6 - Amazon Athena¶
Wrangler has three ways to run queries on Athena and fetch the result as a DataFrame:
ctas_approach=True (Default)
Wraps the query with a CTAS and then reads the table data as parquet directly from s3.
PROS
:Faster for mid and big result sizes.
Can handle some level of nested types.
CONS
:Requires create/delete table permissions on Glue.
Does not support timestamp with time zone
Does not support columns with repeated names.
Does not support columns with undefined data types.
A temporary table will be created and then deleted immediately.
Does not support custom data_source/catalog_id.
unload_approach=True and ctas_approach=False
Does an UNLOAD query on Athena and parse the Parquet result on s3.
PROS
:Faster for mid and big result sizes.
Can handle some level of nested types.
Does not modify Glue Data Catalog.
CONS
:Output S3 path must be empty.
Does not support timestamp with time zone
Does not support columns with repeated names.
Does not support columns with undefined data types.
Does not support custom data_source/catalog_id.
ctas_approach=False
Does a regular query on Athena and parse the regular CSV result on s3.
PROS
:Faster for small result sizes (less latency).
Does not require create/delete table permissions on Glue
Supports timestamp with time zone.
Support custom data_source/catalog_id.
CONS
:Slower (But stills faster than other libraries that uses the regular Athena API)
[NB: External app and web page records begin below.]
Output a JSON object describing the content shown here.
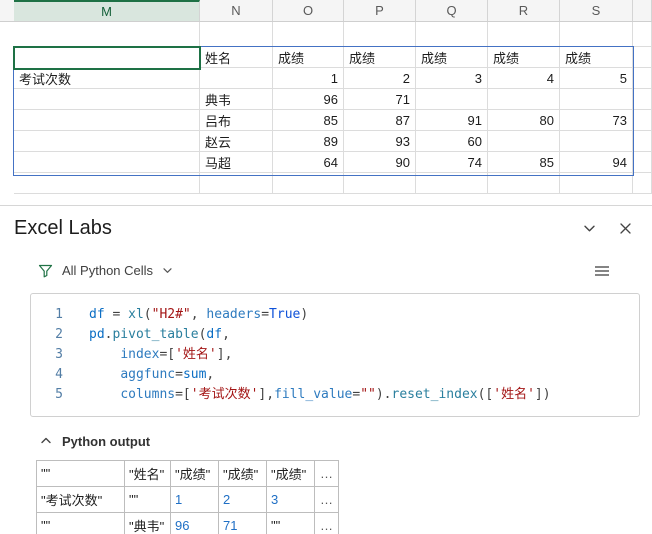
{
  "spreadsheet": {
    "columns": [
      "M",
      "N",
      "O",
      "P",
      "Q",
      "R",
      "S"
    ],
    "selected_column": "M",
    "rows": [
      [
        "",
        "姓名",
        "成绩",
        "成绩",
        "成绩",
        "成绩",
        "成绩"
      ],
      [
        "考试次数",
        "",
        "1",
        "2",
        "3",
        "4",
        "5"
      ],
      [
        "",
        "典韦",
        "96",
        "71",
        "",
        "",
        ""
      ],
      [
        "",
        "吕布",
        "85",
        "87",
        "91",
        "80",
        "73"
      ],
      [
        "",
        "赵云",
        "89",
        "93",
        "60",
        "",
        ""
      ],
      [
        "",
        "马超",
        "64",
        "90",
        "74",
        "85",
        "94"
      ]
    ]
  },
  "panel": {
    "title": "Excel Labs",
    "filter_label": "All Python Cells",
    "output_label": "Python output"
  },
  "code": {
    "lines": [
      {
        "num": "1",
        "tokens": [
          {
            "t": "df",
            "c": "v"
          },
          {
            "t": " = ",
            "c": "p"
          },
          {
            "t": "xl",
            "c": "f"
          },
          {
            "t": "(",
            "c": "p"
          },
          {
            "t": "\"H2#\"",
            "c": "s"
          },
          {
            "t": ", ",
            "c": "p"
          },
          {
            "t": "headers",
            "c": "a"
          },
          {
            "t": "=",
            "c": "p"
          },
          {
            "t": "True",
            "c": "k"
          },
          {
            "t": ")",
            "c": "p"
          }
        ]
      },
      {
        "num": "2",
        "tokens": [
          {
            "t": "pd",
            "c": "v"
          },
          {
            "t": ".",
            "c": "p"
          },
          {
            "t": "pivot_table",
            "c": "f"
          },
          {
            "t": "(",
            "c": "p"
          },
          {
            "t": "df",
            "c": "v"
          },
          {
            "t": ",",
            "c": "p"
          }
        ]
      },
      {
        "num": "3",
        "tokens": [
          {
            "t": "    ",
            "c": "p"
          },
          {
            "t": "index",
            "c": "a"
          },
          {
            "t": "=[",
            "c": "p"
          },
          {
            "t": "'姓名'",
            "c": "s"
          },
          {
            "t": "],",
            "c": "p"
          }
        ]
      },
      {
        "num": "4",
        "tokens": [
          {
            "t": "    ",
            "c": "p"
          },
          {
            "t": "aggfunc",
            "c": "a"
          },
          {
            "t": "=",
            "c": "p"
          },
          {
            "t": "sum",
            "c": "v"
          },
          {
            "t": ",",
            "c": "p"
          }
        ]
      },
      {
        "num": "5",
        "tokens": [
          {
            "t": "    ",
            "c": "p"
          },
          {
            "t": "columns",
            "c": "a"
          },
          {
            "t": "=[",
            "c": "p"
          },
          {
            "t": "'考试次数'",
            "c": "s"
          },
          {
            "t": "],",
            "c": "p"
          },
          {
            "t": "fill_value",
            "c": "a"
          },
          {
            "t": "=",
            "c": "p"
          },
          {
            "t": "\"\"",
            "c": "s"
          },
          {
            "t": ").",
            "c": "p"
          },
          {
            "t": "reset_index",
            "c": "f"
          },
          {
            "t": "([",
            "c": "p"
          },
          {
            "t": "'姓名'",
            "c": "s"
          },
          {
            "t": "])",
            "c": "p"
          }
        ]
      }
    ]
  },
  "output_table": {
    "rows": [
      [
        {
          "t": "\"\"",
          "c": "s"
        },
        {
          "t": "\"姓名\"",
          "c": "s"
        },
        {
          "t": "\"成绩\"",
          "c": "s"
        },
        {
          "t": "\"成绩\"",
          "c": "s"
        },
        {
          "t": "\"成绩\"",
          "c": "s"
        },
        {
          "t": "…",
          "c": "e"
        }
      ],
      [
        {
          "t": "\"考试次数\"",
          "c": "s"
        },
        {
          "t": "\"\"",
          "c": "s"
        },
        {
          "t": "1",
          "c": "n"
        },
        {
          "t": "2",
          "c": "n"
        },
        {
          "t": "3",
          "c": "n"
        },
        {
          "t": "…",
          "c": "e"
        }
      ],
      [
        {
          "t": "\"\"",
          "c": "s"
        },
        {
          "t": "\"典韦\"",
          "c": "s"
        },
        {
          "t": "96",
          "c": "n"
        },
        {
          "t": "71",
          "c": "n"
        },
        {
          "t": "\"\"",
          "c": "s"
        },
        {
          "t": "…",
          "c": "e"
        }
      ]
    ]
  },
  "colors": {
    "excel_green": "#217346",
    "selection_green": "#1e7145",
    "range_border_blue": "#4472c4",
    "code_string": "#a31515",
    "code_identifier": "#0b6ec4",
    "output_number_blue": "#1f6fc5"
  }
}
Does not handle nested types at all.
[1]:
import awswrangler as wr
Enter your bucket name:¶
[2]:
import getpass
# bucket = getpass.getpass()
bucket = "antonkuk-us-east-1"
path = f"s3://{bucket}/data/"
Checking/Creating Glue Catalog Databases¶
[3]:
if "awswrangler_test" not in wr.catalog.databases().values:
wr.catalog.create_database("awswrangler_test")
Creating a Parquet Table from the NOAA’s CSV files¶
[ ]:
cols = ["id", "dt", "element", "value", "m_flag", "q_flag", "s_flag", "obs_time"]
df = wr.s3.read_csv(
path="s3://noaa-ghcn-pds/csv/189",
names=cols,
parse_dates=["dt", "obs_time"]) # Read 10 files from the 1890 decade (~1GB)
df
[ ]:
wr.s3.to_parquet(
df=df,
path=path,
dataset=True,
mode="overwrite",
database="awswrangler_test",
table="noaa"
);
[ ]:
wr.catalog.table(database="awswrangler_test", table="noaa")
Reading with ctas_approach=False¶
[ ]:
%%time
wr.athena.read_sql_query("SELECT * FROM noaa", database="awswrangler_test", ctas_approach=False)
Default with ctas_approach=True - 13x faster (default)¶
[ ]:
%%time
wr.athena.read_sql_query("SELECT * FROM noaa", database="awswrangler_test")
Using categories to speed up and save memory - 24x faster¶
[ ]:
%%time
wr.athena.read_sql_query("SELECT * FROM noaa", database="awswrangler_test", categories=["id", "dt", "element", "value", "m_flag", "q_flag", "s_flag", "obs_time"])
Reading with unload_approach=True¶
[ ]:
%%time
wr.athena.read_sql_query("SELECT * FROM noaa", database="awswrangler_test", ctas_approach=False, unload_approach=True, s3_output=f"s3://{bucket}/unload/")
Batching (Good for restricted memory environments)¶
[ ]:
%%time
dfs = wr.athena.read_sql_query(
"SELECT * FROM noaa",
database="awswrangler_test",
chunksize=True # Chunksize calculated automatically for ctas_approach.
)
for df in dfs: # Batching
print(len(df.index))
[ ]:
%%time
dfs = wr.athena.read_sql_query(
"SELECT * FROM noaa",
database="awswrangler_test",
chunksize=100_000_000
)
for df in dfs: # Batching
print(len(df.index))
Cleaning Up S3¶
[ ]:
wr.s3.delete_objects(path)
Delete table¶
[ ]:
wr.catalog.delete_table_if_exists(database="awswrangler_test", table="noaa");
Delete Database¶
[ ]:
wr.catalog.delete_database('awswrangler_test')